Despite its contributions, this study has several limitations. First, the assessment of sustained vancomycin elution via biodegradable nanofiber-loaded grafts was carried out in a noninfected animal model. Whether or not the drug-eluting prosthetic grafts will perform differently in an infected space is unknown. Further evaluation of the antibiotic-loaded grafts in an infection model is necessary to answer this question. Second, the vascular grafts were implanted into the subcutaneous pocket but were not anastomosed to the blood vessels as in the clinical scenario. How blood flow might affect the results of this study is unknown. If a considerable amount of vancomycin were released to the graft or to the inside of the graft, the serum vancomycin level might be increased. Third, current animal models used in assessing the performance of drug-eluting grafts are limited with respect to the ability to replicate human conditions, although results with the rabbit model have been generally representative of human responses, with a different timeline of healing. These will be the topics of our future works.

Conclusion

This study developed biodegradable drug-eluting nanofibers from PLGA materials, produced by the electrospinning process, for vascular prosthetic graft-related applications.
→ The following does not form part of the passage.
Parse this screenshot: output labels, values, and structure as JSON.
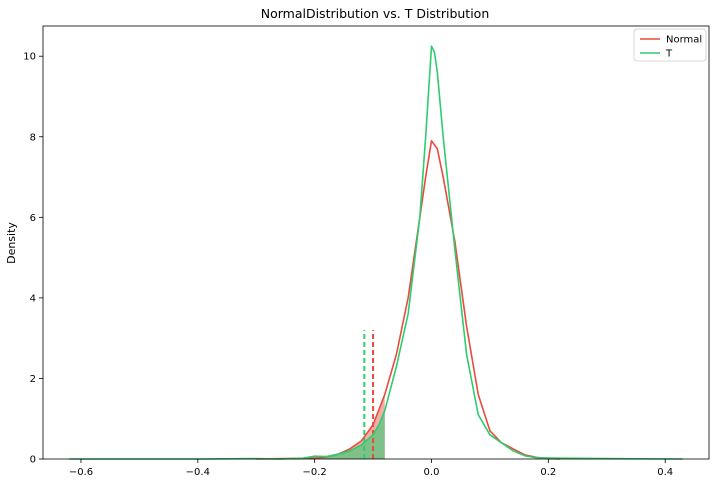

The in vitro release rates of the pharmaceutical from the nanofibers was characterized using an elution method and an HPLC assay. Experimental results indicated that the biodegradable nanofibers released high concentrations of vancomycin in vitro for 32 days. Additionally, the animal study of the drug-eluting grafts in the subcutaneous tissue of rabbits suggested that the nanofibers could have an in vivo release of high concentrations of vancomycin, well above the MIC90, for 35 days. Most importantly, the drug-eluting grafts developed in this work have allowed us to achieve local and sustainable delivery of antimicrobial agents. The new drug-eluting graft has the potential to be of use to resist future infections when an infected graft is to be exchanged.

Acknowledgments

The authors would like to thank Chang Gung Memorial Hospital (Linkou, Taiwan) for financially supporting this research, under contract number CMRPD3D0141.

Footnotes

Disclosure

The authors report no conflicts of interest in this work.